Lo importante es no pasarse con el aliño. Las lentejas absorben sabor, pero si añades demasiado líquido, la ensalada puede quedar pesada o perder frescura.

Variantes fáciles de la receta

La ensalada de lentejas admite muchas versiones según lo que tengas en casa:

  • Con arroz: más saciante y perfecta como plato único.
  • Con queso feta: aporta un toque salado y cremoso.
  • Con aguacate: más suave y nutritiva.
  • Con pollo: buena opción para aumentar proteína.
  • Con pepino y limón: versión más fresca para verano.
  • Con atún y huevo: clásica, rápida y muy completa.

Desde el punto de vista nutricional, las lentejas son una buena fuente de fibra, minerales y proteína vegetal. Por eso encajan muy bien en dietas equilibradas y en menús donde se quiere reducir el consumo de carne. Si te interesa este enfoque, el artículo sobre fuentes de proteína vegetal puede ayudarte a combinar mejor los alimentos.

Consejos para que quede perfecta

El primer consejo es no cocer demasiado la legumbre. Una ensalada de lentejas necesita que el grano esté tierno, pero entero. Si se pasa de cocción, la mezcla queda pastosa y pierde gracia.

El segundo punto importante es escurrir bien todos los ingredientes. El tomate, las lentejas de bote, el atún o incluso el pepino pueden soltar agua. Si no se controla, el aliño se diluye y la ensalada queda menos sabrosa.

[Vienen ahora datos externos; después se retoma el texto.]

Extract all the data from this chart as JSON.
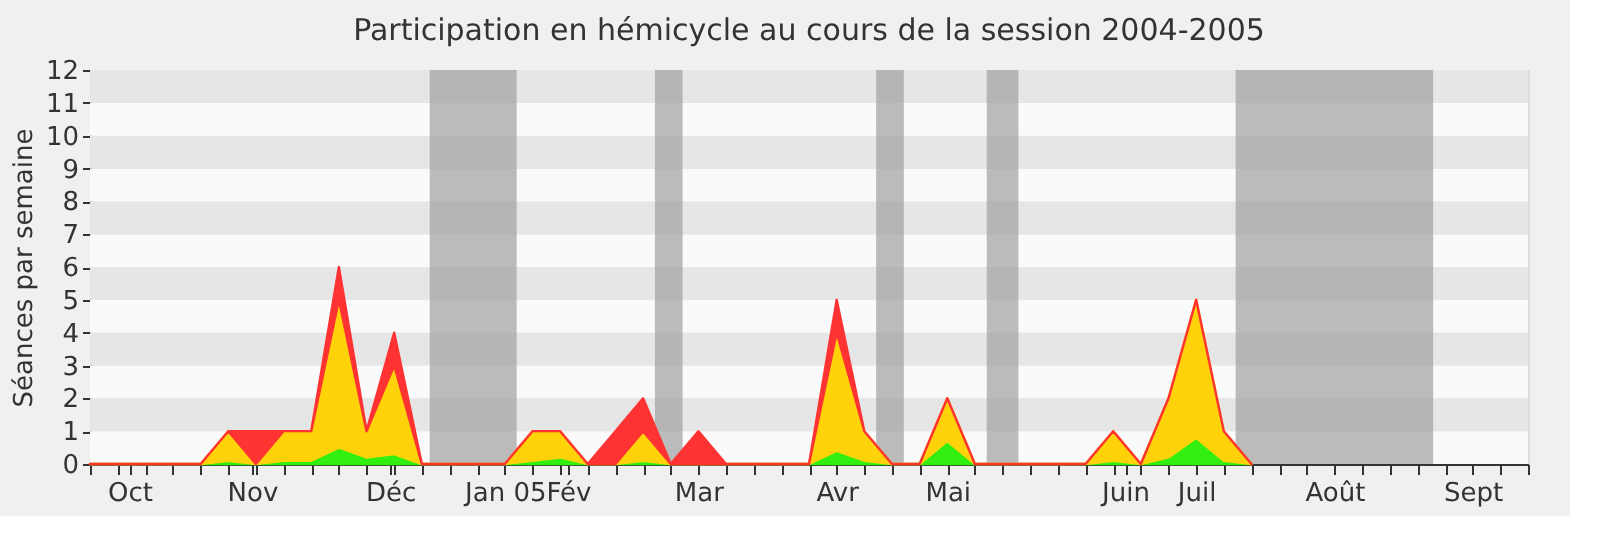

También conviene añadir el huevo al final, sobre todo si quieres que se vea bien presentado. Y si vas a guardarla en la nevera, es mejor añadir ingredientes delicados como aguacate o hierbas frescas justo antes de servir.

Preguntas frecuentes sobre la ensalada de lentejas

¿Se puede preparar de un día para otro?

Sí. La ensalada de lentejas aguanta bien en la nevera durante 2 o 3 días si se guarda en un recipiente cerrado. De hecho, suele estar más sabrosa después de unas horas de reposo. Lo único recomendable es añadir ingredientes como aguacate, huevo o hierbas frescas en el último momento.

¿Las lentejas tienen gluten?

Las lentejas, de forma natural, no contienen gluten. Aun así, si hay celiaquía o sensibilidad, conviene revisar el etiquetado por posibles trazas durante el procesado. Puedes ampliar esta información en el artículo sobre si las lentejas tienen gluten.

¿Puedo hacerla solo con verduras?

Sí. Puedes preparar una versión totalmente vegetal con tomate, pimiento, cebolla, zanahoria, pepino, aceitunas y un buen aliño. También puedes añadir frutos secos o semillas para mejorar la textura.

¿Es mejor fría o templada?

Depende del gusto. Fría resulta más refrescante, especialmente en verano. Templada puede ser más agradable en meses fríos y permite notar mejor el sabor de la lenteja.

Una receta sencilla que siempre funciona

La ensalada de lentejas demuestra que comer legumbres no tiene por qué limitarse a guisos calientes. Con una buena base, verduras frescas y un aliño sencillo, puedes preparar un plato completo, económico y fácil de adaptar a cualquier comida.

Ya sea con lentejas cocidas en casa o en versión rápida con conserva, esta receta es práctica, saludable y muy agradecida. Una forma sencilla de seguir dando protagonismo a las legumbres en el día a día sin complicarse en la cocina.